It has dismissed plans to launch its online catch-up service onto SeeSaw and Hulu and will instead concentrate on signing deals with platform partners.

"We have no plans to launch onto any online-only aggregators," says Ben McOwen Wilson director of online and interactive at ITV. "You can expect us to make a move onto consoles, integrated TVs, set-top boxes, and mobile."

An article in national newspaper The Telegraph claims Hulu has abandonded its plans to pact with UK broadcasters. Channel Four and Five have already signed syndication deals with YouTube and SeeSaw.

ITV has signalled its intent to debut on free to air satellite service Freesat in the middle of the year. It currently has carriage on Virgin Media and BT Vision generating a combined total of 29m for the first three months of this year.

ITV.com video views grew from 85m in 2008 to 215m last year and revenues rose 33% to £24m.

"We want strong control over ITV branded environments, ad formats used and the ad load to which our content is exposed," says McOwen Wilson.
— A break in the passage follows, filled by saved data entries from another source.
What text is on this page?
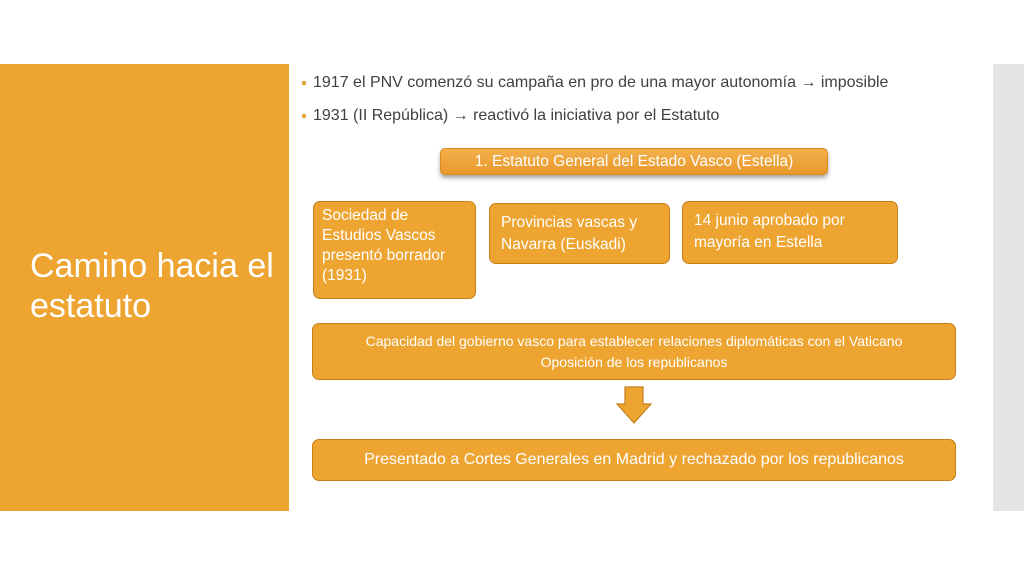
Camino hacia el estatuto
1917 el PNV comenzó su campaña en pro de una mayor autonomía → imposible
1931 (II República) → reactivó la iniciativa por el Estatuto
1. Estatuto General del Estado Vasco (Estella)
Sociedad de Estudios Vascos presentó borrador (1931)
Provincias vascas y Navarra (Euskadi)
14 junio aprobado por mayoría en Estella
Capacidad del gobierno vasco para establecer relaciones diplomáticas con el Vaticano
Oposición de los republicanos
Presentado a Cortes Generales en Madrid y rechazado por los republicanos
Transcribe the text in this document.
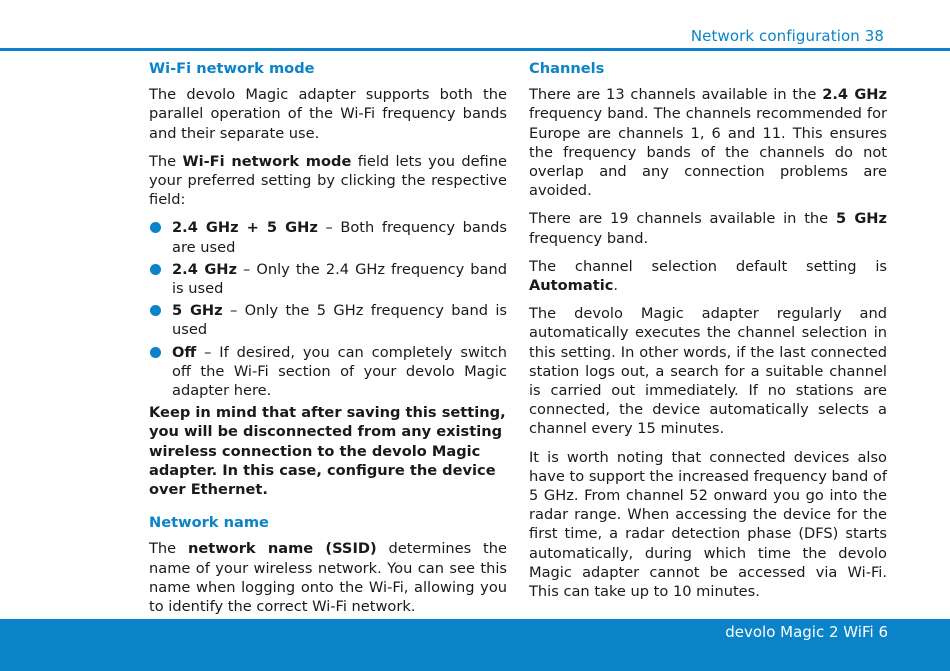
Network configuration 38
Wi-Fi network mode

The devolo Magic adapter supports both the parallel operation of the Wi-Fi frequency bands and their separate use.

The Wi-Fi network mode field lets you define your preferred setting by clicking the respective field:

2.4 GHz + 5 GHz – Both frequency bands are used
2.4 GHz – Only the 2.4 GHz frequency band is used
5 GHz – Only the 5 GHz frequency band is used
Off – If desired, you can completely switch off the Wi-Fi section of your devolo Magic adapter here.

Keep in mind that after saving this setting, you will be disconnected from any existing wireless connection to the devolo Magic adapter. In this case, configure the device over Ethernet.

Network name

The network name (SSID) determines the name of your wireless network. You can see this name when logging onto the Wi-Fi, allowing you to identify the correct Wi-Fi network.

Channels

There are 13 channels available in the 2.4 GHz frequency band. The channels recommended for Europe are channels 1, 6 and 11. This ensures the frequency bands of the channels do not overlap and any connection problems are avoided.

There are 19 channels available in the 5 GHz frequency band.

The channel selection default setting is Automatic.

The devolo Magic adapter regularly and automatically executes the channel selection in this setting. In other words, if the last connected station logs out, a search for a suitable channel is carried out immediately. If no stations are connected, the device automatically selects a channel every 15 minutes.

It is worth noting that connected devices also have to support the increased frequency band of 5 GHz. From channel 52 onward you go into the radar range. When accessing the device for the first time, a radar detection phase (DFS) starts automatically, during which time the devolo Magic adapter cannot be accessed via Wi-Fi. This can take up to 10 minutes.

devolo Magic 2 WiFi 6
ITV is also keen to hook into BSkyB's Sky Player and indeed any platform such as Virgin Media's which supports dynamic advertising delivery.

"We will seek to integrate advertising around our content on any platform which delivers dynamic advertising," he says. "We understand the advertising market arguably more than Virgin does so there's an opportunity to work together."

Latest figures from BBC iPlayer show that traction on non-PC platforms is growing. Of its total 116 million requests to view in February 2010, 18% came from Virgin Media, 5% from PS3 and over 3% (and growing) from the Wii and iPhone.